Scanning For Working Copies...

Xcode hangs forever on this step, blocks Indexing

Is there a workaround?

Replies

I'm having the same issue, the only workaround I've found is to disable "Source Control" in the preferences.

If you quit xcode then start it again, it seems to complete the scan, but does not recongize versions. For me it appears that indexing and scanning are locking each other up.

In my case it's a bit random on a restart, sometimes it indexes sometimes it doesn't. But the constant is that I can't do diff or look at blame information in the Version Editor, it's always blank. I need to investigate a bit more before filing a radar…

What I thought was a complete failure, turned out to be somewhat random. Some projects work and some do not. I cannot find any correlation to type of project (swift or objective-c), xcode 7 GM, xcode 7.1 Beta, or repositories. When this started happening I deleted all repositories from xcode -> preferences -> accounts. After that for the projects that worked, the account repositories were automatically recreated, for projects that failed, whey were not.


EDIT: Manually adding the repository did not help. Xcode started the scanning and went on forever.


EDIT: Deleting, then resintalling Xcode did not help. Nor did reindexing the disk, or repairing permissions.


Radar: 22676804

When this reproduces, can you open Activity Monitor and see if you see any processes with the name:

com.apple.dt.Xcode.sourcecontrol.Git

or:

com.apple.dt.Xcode.sourcecontrol.WorkingCopyScanner


If so, do they appear to be using a lot of CPU? If they do, could you open a bug and attach the samples (highlight one and then in the "gear" menu press "Sample Process" and then save the file)? Additionally, any information about the remotes being used by the repositories of the projects in question would be useful (https vs. ssh, public service vs. intranet server, etc.).

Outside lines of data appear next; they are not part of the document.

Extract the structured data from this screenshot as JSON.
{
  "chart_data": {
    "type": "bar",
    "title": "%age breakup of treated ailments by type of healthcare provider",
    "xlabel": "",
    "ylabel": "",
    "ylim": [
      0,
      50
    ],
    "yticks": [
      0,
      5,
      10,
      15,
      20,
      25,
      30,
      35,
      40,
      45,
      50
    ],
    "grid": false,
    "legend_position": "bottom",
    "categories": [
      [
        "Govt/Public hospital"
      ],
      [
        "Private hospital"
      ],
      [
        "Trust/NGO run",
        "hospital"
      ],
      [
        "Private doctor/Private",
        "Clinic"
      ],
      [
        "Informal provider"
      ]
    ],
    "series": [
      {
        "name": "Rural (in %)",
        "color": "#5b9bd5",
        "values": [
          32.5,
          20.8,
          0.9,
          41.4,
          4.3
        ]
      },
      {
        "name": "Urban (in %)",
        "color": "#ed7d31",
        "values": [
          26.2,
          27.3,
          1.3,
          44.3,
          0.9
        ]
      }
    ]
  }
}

I am experiencing the same issue and I located and sampled com.apple.dt.Xcode.sourcecontrol.WorkingCopyScanner. Results saved to pastebin: http://pastebin.com/gVu4EQjs

Nope neither is using any excess CPU. com.apple.dt.Xcode.sourcecontrol.Git was using between 0.5% to 1.6%. Did not see the other one. Remotes with problems are both local file repositories and http repositories.

I am experiencing the same issue in the public release of Xcode 7, and the only workaround is to disable source control in Preferences. Anyone else found a better solution?

I'm having the same problem. Very random. It worked for a day and back to "Scanning for working Copies" error. So frustrating.

I've been getting this too...

How I solved this is basicly disable the source control in the preference for XCode and so it will finish indexing. Then I reenable the source control and everything is good.

I got sick of seeing the 'Scanning for working copies'. There was a process using up CPU when Xcode starts, called socketfilterfw. So I tried turning off the filewall to see if that helps, and it did! Now, look in the firewall exclusion list for an entry called 'XCodeDeviceMonitor' and make sure 'Allow incoming connections' is enabled. Totally fixed the problem. Not sure why it was blocked, I must have done it accidentally.

Did not work fo rme. Although, like you, I did notice that socketfilterfw was running excessively during the time in question.


Did you do anything else like restart Xcode, turn the firewall back on, or reboot?


I tried with both the firewall on and off, both Xcode and XCodeDeviceMonitor blocked or allowed, restarting Xcode each time, and even clearing clang module cache, Xcode cache, and derived data directories. In all cases, after waiting for the scanning to complete, I could still not get any information in the Version editor, or Source Control -> History view. Scanning for working copies would complete when the my project was loaded, but would run forever in the Source Control -> History view.

Well, the project is fairly complex and has a bunch of subprojects under different git repositories, and I did try at various times 'cleaning' the subprojects (removing the xcuserdata), as mentioned on stack exchange. Turning the firewall off was the only thing that worked, with only a closing of xcode, waiting for the socketfilterfw to stop, and starting xcode. Boom, no more scanning for working copies.

Turns out I spoke too soon. After 2 days of peace, Xcode has thwarted me again, and 'scanning for working copies' is back with a vengence. Firewall makes no difference anymore. Although I think it's related, there must be something else going on.